My Most Defining Moment: Breast Cancer
Breast Cancer
My most defining moment occurred in the spring of 2004, a few months after my second divorce became final. My mother called to inform me she had been diagnosed with stage 3-4 breast cancer. I was shocked. She didn’t have any of the classic risk factors for breast cancer. My mother just turned 61, she was the mother of 9 kids, never took birth control or smoked and didn’t have a family history of cancer.
This cancer diagnosis shook up my family. All of my siblings came together to care for my mother. She decided to not take the traditional western medicine route. Instead, she wanted to control her cancer more naturally. To her, that meant saying no to the surgery to remove the lumps, radiation, and chemotherapy. Her attention turned to everything she could control. She was obsessed with what her alkaline level was and she would not eat meat, sugar or any food item with yeast in it. She saw chiropractors and energy workers for treatments. For the most part, these choices made her happy and her quality of life was better than those undergoing chemo.
Support
I took to this information and example by mother, like a fish to water. I love learning, especially about things that empower me to better my own health and the health of my children. To support my mother I followed her diet, although it resulted in unhealthy weight loss for me. During this time I also vowed to never drink another Diet Coke. Years earlier I consumed about 96 ounces daily and desperately wanted to reverse the effects it had on my health. To this day I have seen the benefits of ending my Diet Coke habit and consider it to be one of the best choices I’ve made for my health.
Coping
My mother passed away just 7 months after her diagnosis. I felt alone, scared and, quite frankly, I felt pissed off. A huge part of me was gone and no one could have prepared me for this. I felt so alone. Some days I wanted to die, because it would have been a relief from the pain I felt daily in my heart. I was scared for my own future with this disease that takes so many women’s lives.

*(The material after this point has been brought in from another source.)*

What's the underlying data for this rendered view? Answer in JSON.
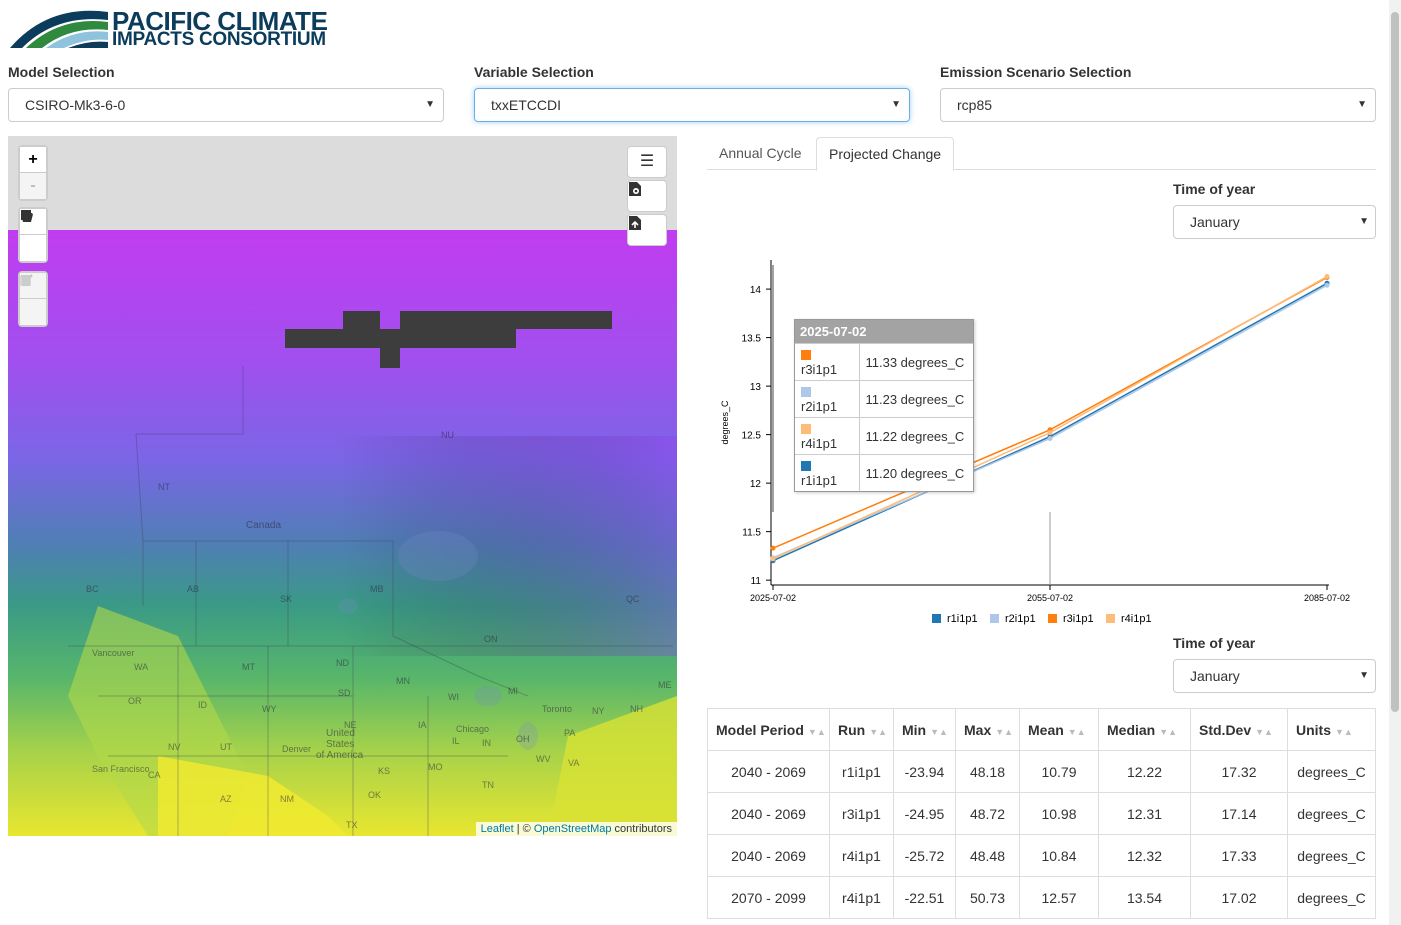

Through all of this, I kept asking, “Why me?” God took my Mom when I was finally feeling like I had a great relationship with her. This was one of the toughest things to happen in my life and I didn’t even have a supportive man by my side. Breast cancer took her despite everything she did to lessen her risk.
Eventually, I turned to music to help me cope. Every day I listened to two songs, both of which talk about flying. When you think about the concept of a person flying, you generally are flying alone. I was learning to fly alone. My mom was gone and I was left without a best friend or spouse to lean on. This forced me to find the strength inside myself that I didn’t know I had. The most defining moment in my life was when I realized I had the strength to go through these heart-breaking events.The thought that this experience would prepare me for more painful times scared me. We all know that life can be difficult and you define your life by your attitude and perspective. I choose happiness and joy and when life throws me curve balls because of this experience.